I also don’t like to see you using frozen core for the SAPT but not for the MP2. The following is a simpler input that corrects this. (If you removed the freeze_core line and replaced it with (outside the set {...} block) set sapt frozen_core true, you’d get the same results as the above with your orig. input file.)

memory 10 Gb

molecule HH {
0 1
H 4.013917000000 -0.800256000000 -5.299202000000
C 3.270645000000 -0.704130000000 -4.512866000000
H 2.512145000000 -1.472238000000 -4.633405000000
H 2.805095000000 0.275356000000 -4.571651000000
H 3.749636000000 -0.818903000000 -3.544858000000
--
0 1
H 1.234547000000 -1.387476000000 -1.794926000000
C 0.728475000000 -0.430185000000 -1.879042000000
H 1.452003000000 0.371887000000 -1.764744000000
H -0.028388000000 -0.350401000000 -1.103912000000
H 0.257751000000 -0.354976000000 -2.854948000000
}

set {
basis aug-cc-pVTZ
guess sad
scf_type df
freeze_core true
}

energy('sapt2+(3)dmp2')

Thank you for your help.

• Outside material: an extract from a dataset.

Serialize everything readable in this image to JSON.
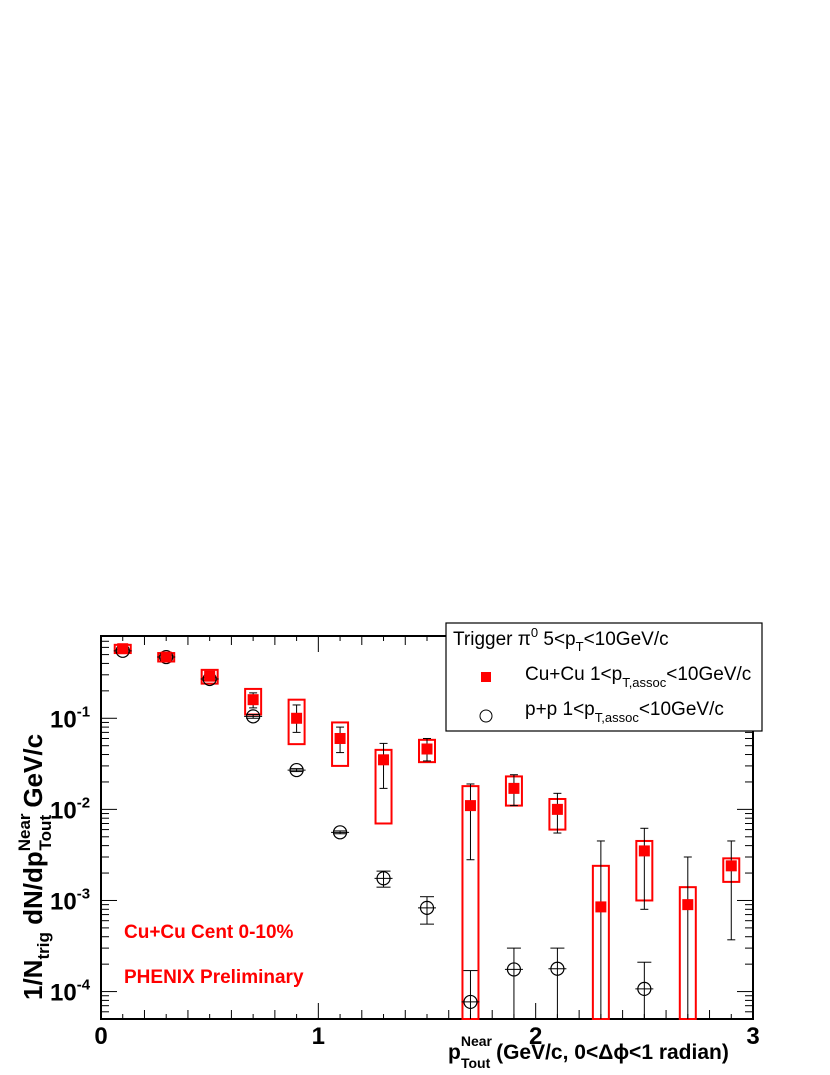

It took some days until a newer version of PSI4 was installed by the system administrators but now it’s there. I re-ran the calculation and it works perfectly fine now. Thank you also for your hint with the frozen cores. I wasn’t aware that I would not use frozen cores for the MP2 with the keywords like that.

Glad it’s all working now. Yes, in general prefer broad set {...} keywords to targeted ones set <module> {...}.